Over 40,000 retired teachers joined together to make changes to the elected Retirement Board. They want to change the way the fund is managed, and stop the profligate staff spending. The goal: secure the fund for the future, provide promised COLA’s to retirees, and allow teachers to retire after thirty years of service (though they certainly can stay longer if they want to).
But the Gannett Newspapers have decided that those 40,000 are simply a “lobbying group”. And their reporter, author of almost every article (in the Columbus Dispatch and the Newark Advocate locally) has taken the current staff’s “line” in most issues. To the reading public, Gannett sees the “lobbyists” as trying to soak the fund for their own benefit.
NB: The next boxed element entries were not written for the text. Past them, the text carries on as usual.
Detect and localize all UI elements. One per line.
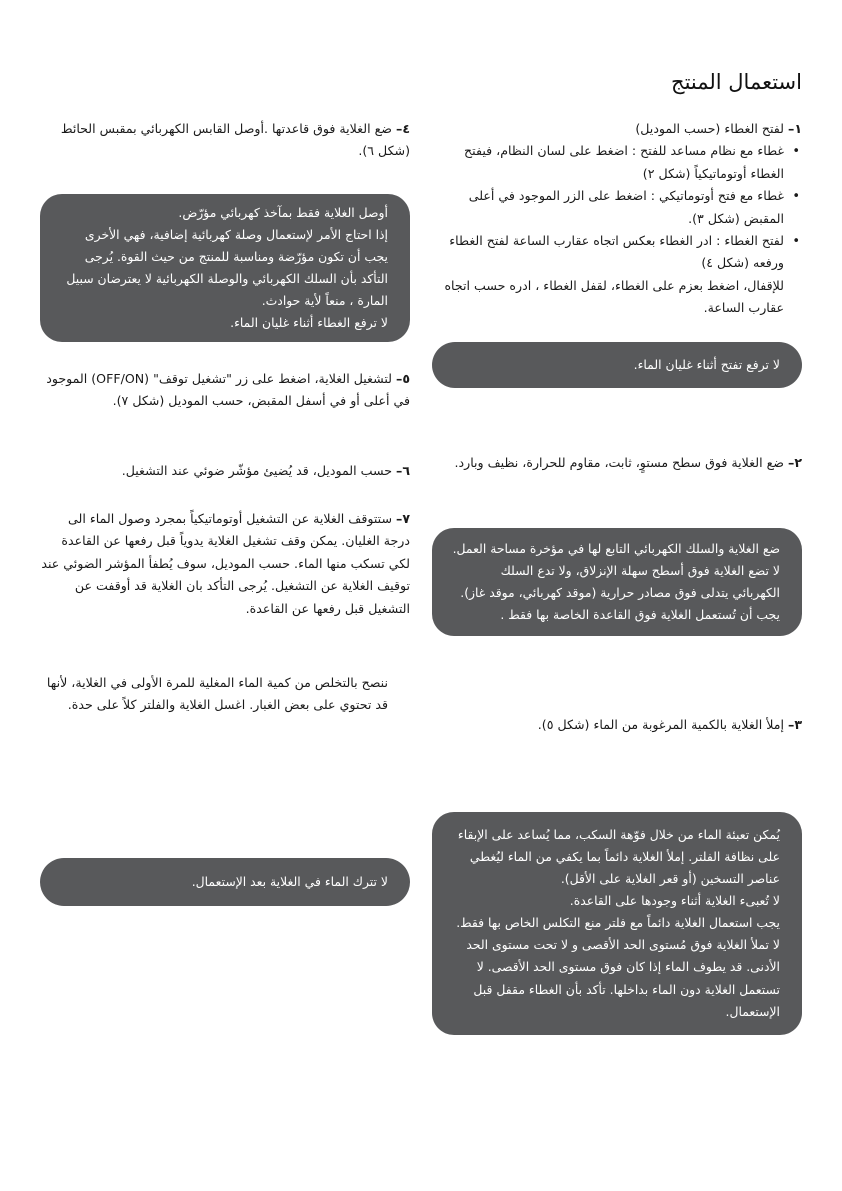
lid-type-list bbox=[432, 140, 802, 274]
placement-line: يجب أن تُستعمل الغلاية فوق القاعدة الخاصة بها فقط . bbox=[500, 607, 780, 623]
power-line: لا ترفع الغطاء أثناء غليان الماء. bbox=[230, 315, 388, 331]
water-warning-box bbox=[40, 858, 410, 906]
power-warning-box bbox=[40, 194, 410, 342]
close-lid-note: للإقفال، اضغط بعزم على الغطاء، لقفل الغطاء ، ادره حسب اتجاه عقارب الساعة. bbox=[444, 277, 784, 316]
filling-line: يُمكن تعبئة الماء من خلال فوّهة السكب، مما يُساعد على الإبقاء على نظافة الفلتر. إملأ الغلاية دائماً بما يكفي من الماء ليُغطي عناصر التسخين (أو قعر الغلاية على الأقل). bbox=[457, 827, 780, 887]
power-line: إذا احتاج الأمر لإستعمال وصلة كهربائية إضافية، فهي الأخرى يجب أن تكون مؤرّضة ومناسبة للمنتج من حيث القوة. يُرجى التأكد بأن السلك الكهربائي والوصلة الكهربائية لا يعترضان سبيل المارة ، منعاً لأية حوادث. bbox=[66, 227, 388, 309]
step-1-heading bbox=[432, 118, 802, 140]
step-number: ١– bbox=[788, 121, 802, 136]
placement-line: لا تضع الغلاية فوق أسطح سهلة الإنزلاق، ولا تدع السلك الكهربائي يتدلى فوق مصادر حرارية (موقد كهربائي، موقد غاز). bbox=[460, 563, 780, 601]
step-heading-text: لفتح الغطاء (حسب الموديل) bbox=[635, 121, 784, 136]
filling-warning-box bbox=[432, 812, 802, 1035]
step-6-text bbox=[38, 460, 410, 482]
step-text: حسب الموديل، قد يُضيئ مؤشّر ضوئي عند التشغيل. bbox=[121, 463, 392, 478]
filling-line: يجب استعمال الغلاية دائماً مع فلتر منع التكلس الخاص بها فقط. bbox=[456, 915, 780, 931]
step-5-text bbox=[38, 368, 410, 413]
step-7-text bbox=[38, 508, 410, 620]
step-1 bbox=[432, 118, 802, 320]
step-text: إملأ الغلاية بالكمية المرغوبة من الماء (شكل ٥). bbox=[537, 717, 784, 732]
page-title: استعمال المنتج bbox=[671, 70, 802, 94]
step-number: ٧– bbox=[396, 511, 410, 526]
lid-warning-box bbox=[432, 342, 802, 388]
step-text: لتشغيل الغلاية، اضغط على زر "تشغيل توقف" (OFF/ON) الموجود في أعلى أو في أسفل المقبض، حسب الموديل (شكل ٧). bbox=[46, 371, 410, 409]
step-3 bbox=[432, 714, 802, 736]
filling-line: لا تملأ الغلاية فوق مُستوى الحد الأقصى و لا تحت مستوى الحد الأدنى. قد يطوف الماء إذا كان فوق مستوى الحد الأقصى. لا تستعمل الغلاية دون الماء بداخلها. تأكد بأن الغطاء مقفل قبل الإستعمال. bbox=[466, 937, 780, 1019]
step-2-text bbox=[432, 452, 802, 474]
step-number: ٥– bbox=[396, 371, 410, 386]
water-warning-text: لا تترك الماء في الغلاية بعد الإستعمال. bbox=[191, 873, 388, 889]
placement-line: ضع الغلاية والسلك الكهربائي التابع لها في مؤخرة مساحة العمل. bbox=[452, 541, 780, 556]
step-2 bbox=[432, 452, 802, 474]
step-text: ستتوقف الغلاية عن التشغيل أوتوماتيكياً بمجرد وصول الماء الى درجة الغليان. يمكن وقف تشغيل الغلاية يدوياً قبل رفعها عن القاعدة لكي تسكب منها الماء. حسب الموديل، سوف يُطفأ المؤشر الضوئي عند توقيف الغلاية عن التشغيل. يُرجى التأكد بان الغلاية قد أوقفت عن التشغيل قبل رفعها عن القاعدة. bbox=[41, 511, 410, 616]
step-number: ٤– bbox=[396, 121, 410, 136]
power-line: أوصل الغلاية فقط بمآخذ كهربائي مؤرّض. bbox=[178, 205, 388, 220]
list-item: • لفتح الغطاء : ادر الغطاء بعكس اتجاه عقارب الساعة لفتح الغطاء ورفعه (شكل ٤) bbox=[432, 230, 802, 275]
step-5 bbox=[38, 368, 410, 413]
list-item: • غطاء مع فتح أوتوماتيكي : اضغط على الزر الموجود في أعلى المقبض (شكل ٣). bbox=[432, 185, 802, 230]
step-6 bbox=[38, 460, 410, 482]
step-number: ٦– bbox=[396, 463, 410, 478]
placement-warning-box bbox=[432, 528, 802, 636]
step-7 bbox=[38, 508, 410, 620]
filling-line: لا تُعبىء الغلاية أثناء وجودها على القاعدة. bbox=[569, 893, 780, 909]
step-text: ضع الغلاية فوق قاعدتها .أوصل القابس الكهربائي بمقبس الحائط (شكل ٦). bbox=[60, 121, 410, 159]
step-4 bbox=[38, 118, 410, 163]
step-3-text bbox=[432, 714, 802, 736]
first-use-text: ننصح بالتخلص من كمية الماء المغلية للمرة الأولى في الغلاية، لأنها قد تحتوي على بعض الغبار. اغسل الغلاية والفلتر كلاً على حدة. bbox=[46, 675, 388, 713]
lid-warning-text: لا ترفع تفتح أثناء غليان الماء. bbox=[633, 356, 780, 372]
step-number: ٣– bbox=[788, 717, 802, 732]
step-4-text bbox=[38, 118, 410, 163]
list-item: • غطاء مع نظام مساعد للفتح : اضغط على لسان النظام، فيفتح الغطاء أوتوماتيكياً (شكل ٢) bbox=[432, 140, 802, 185]
step-number: ٢– bbox=[788, 455, 802, 470]
step-text: ضع الغلاية فوق سطح مستوٍ، ثابت، مقاوم للحرارة، نظيف وبارد. bbox=[454, 455, 784, 470]
first-use-note bbox=[38, 672, 410, 717]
And since Gannett controls the information to most of the state – that’s how this story is heard.
You can go read the Toledo Blade, or the Cleveland Plain Dealer, to get alternate information. If you live in Columbus, you can listen to the great work by WCMH’s Colleen Marshall. Or you can go talk to a retired teacher. But for most of the state, the story is cast as “greedy old retirees” versus “hard working young teachers”.
There’s only one voice heard – Gannett’s.